Zimą jego drużynę opuścił rezerwowy bramkarz Dawid Migdał. Po zakończeniu kontraktu przeniósł się do Sokoła Kocmyrzów. Tam trenuje też Szymon Pietrzyk, przy czym w przypadku jego transferu kluby muszą się porozumieć. - Zdecydował się odejść, zadeklarował, że nie będzie grał w Hutniku - informuje szkoleniowiec.

Brak Pietrzyka, przy możliwym braku Kędziory na wiosnę oznaczałby stratę dwóch defensywnych pomocników. - Na tej pozycji sprawdziłem w dwóch ostatnich sparingach Mateusza Reczulskiego. Jak na początki w tej roli, wypadł bardzo dobrze. Ale oprócz niego nie mamy innej opcji, gdyby okazało się, że Kędziorę czeka dłuższa pauza. Dlatego w połowie przyszłego tygodnia może okazać się, że będziemy szybko szukać zawodnika na pozycję numer sześć - przyznaje Janiczak.

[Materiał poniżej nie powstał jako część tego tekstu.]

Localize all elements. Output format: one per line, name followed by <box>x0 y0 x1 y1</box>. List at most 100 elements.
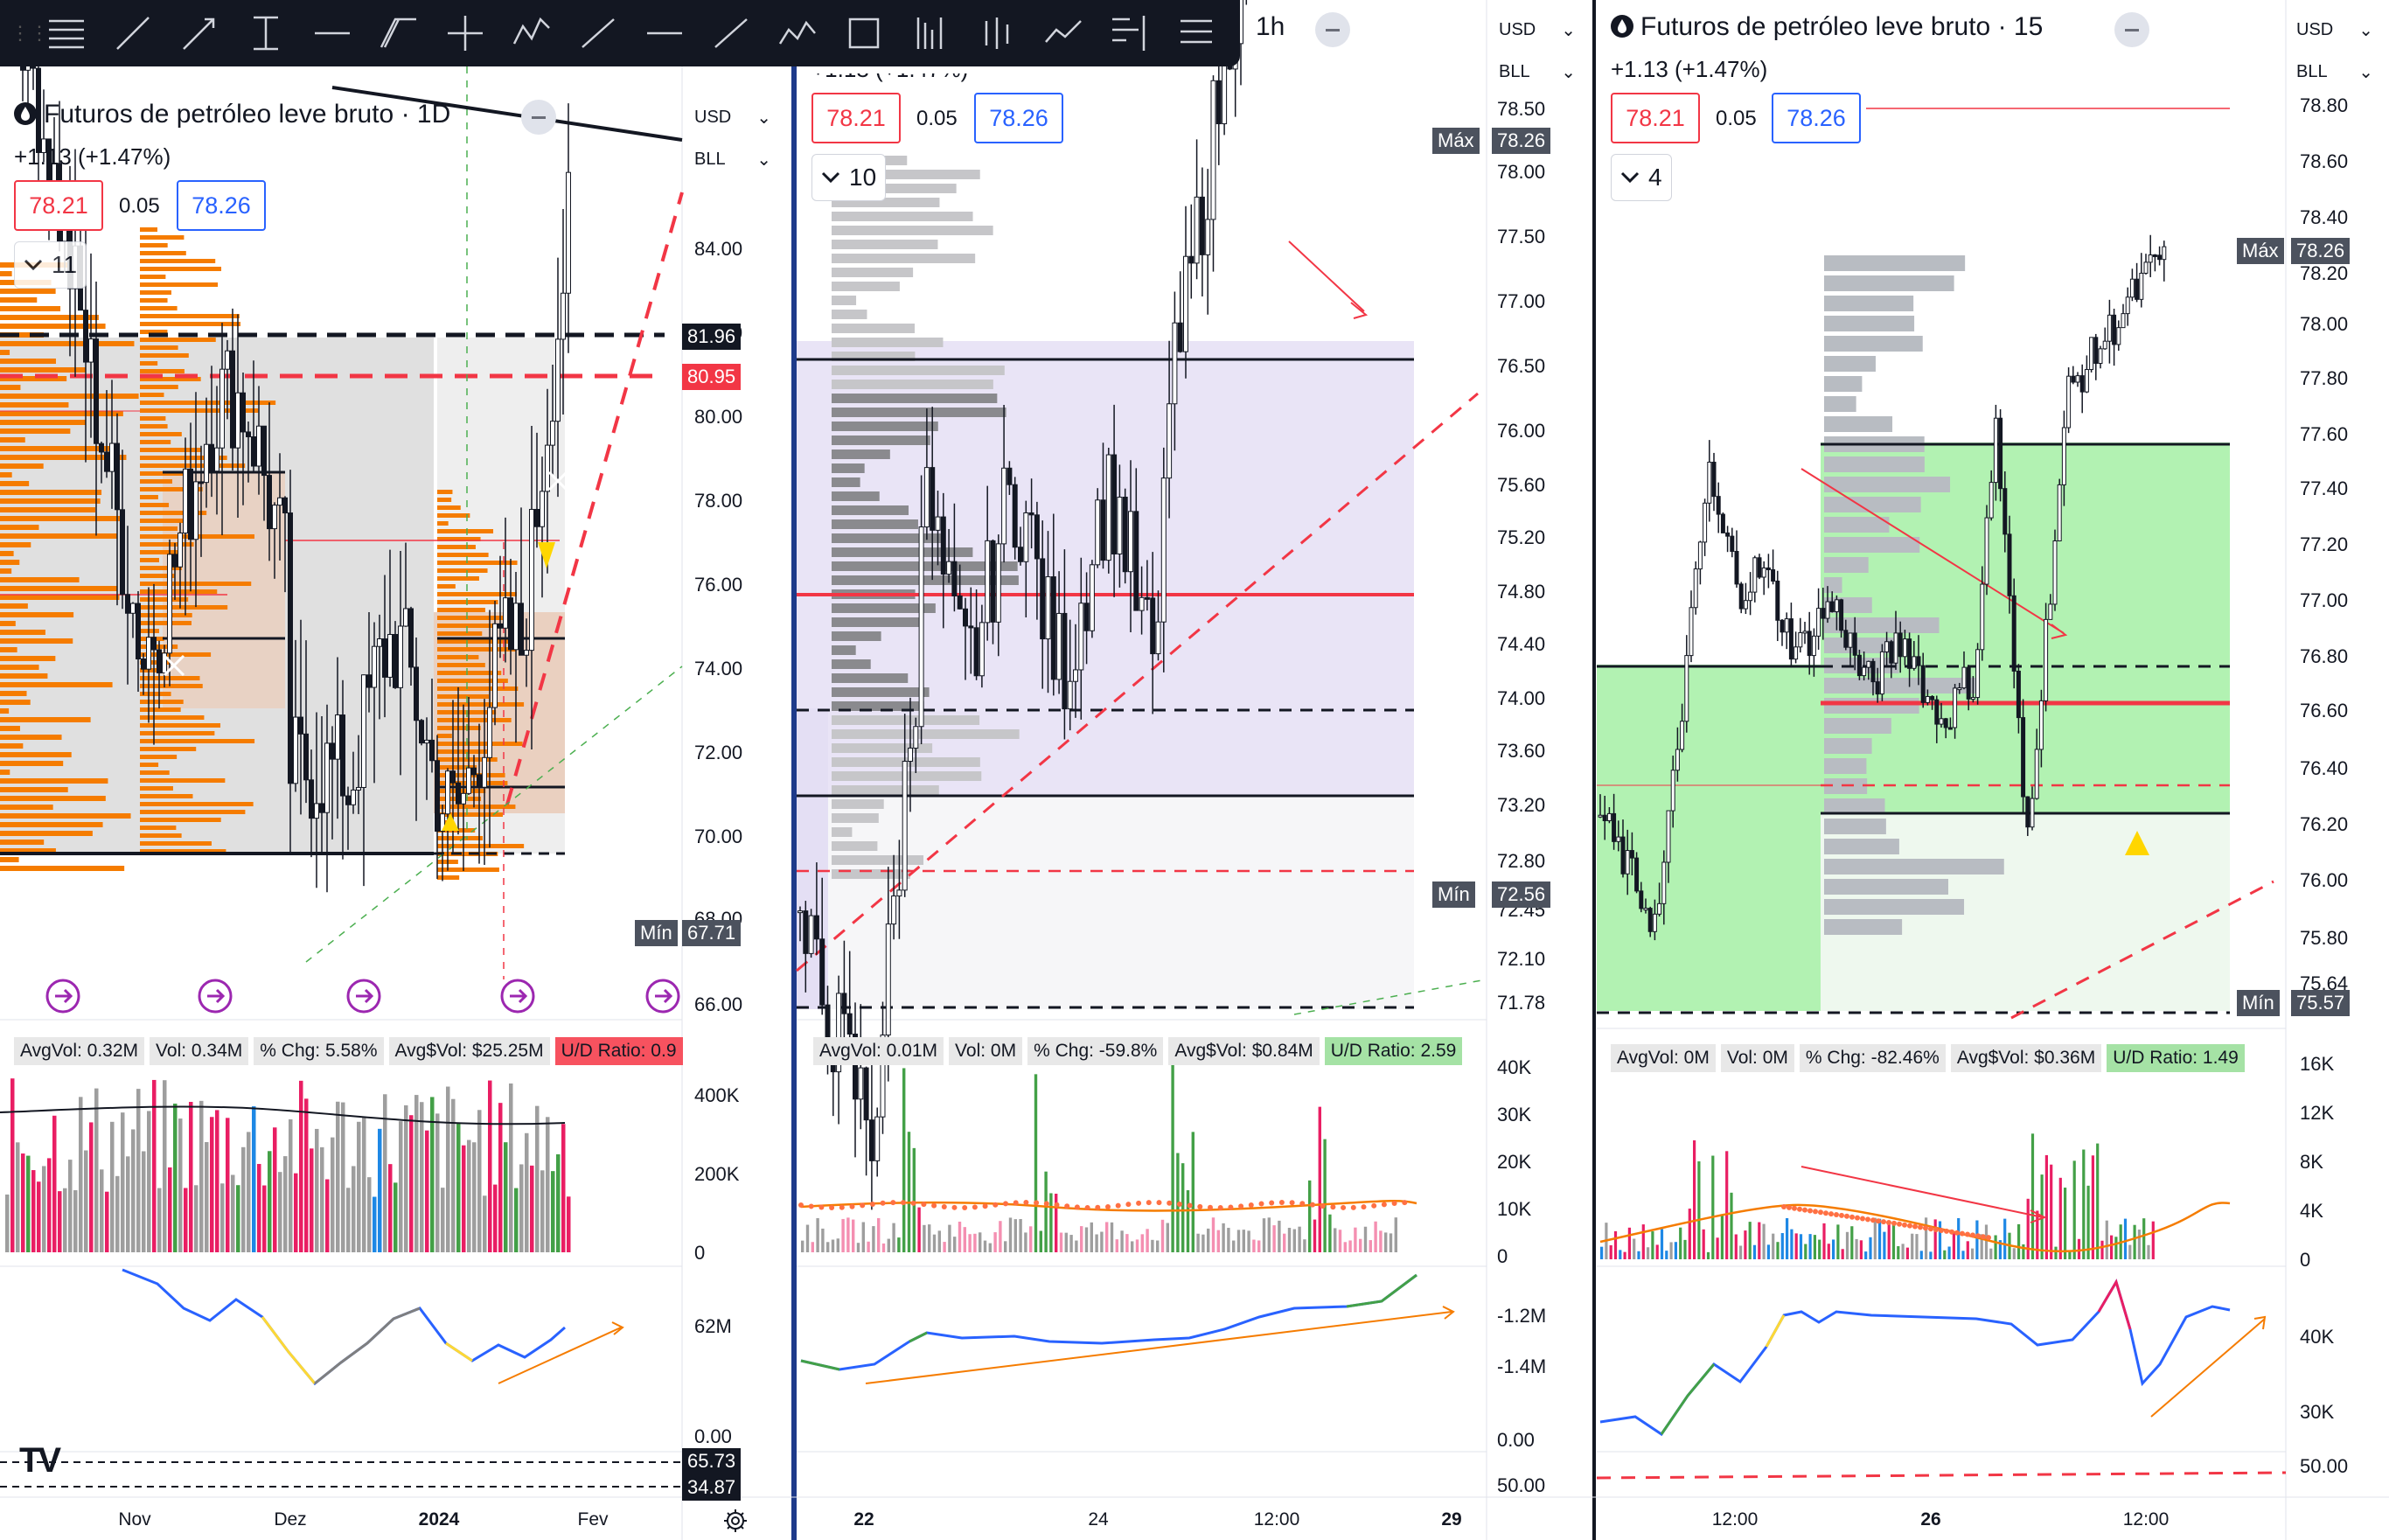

Chce też pozyskać bramkarza i nie ustaje w poszukiwaniach środkowego napastnika. W sparingu z Garbarnią testowany był Rafał Michalik z KS Wiązownica, ale Hutnik z niego zrezygnował. - Jeszcze przyjedzie do nas jeden chłopak na testy - nie ukrywa trener nowohuckiej drużyny.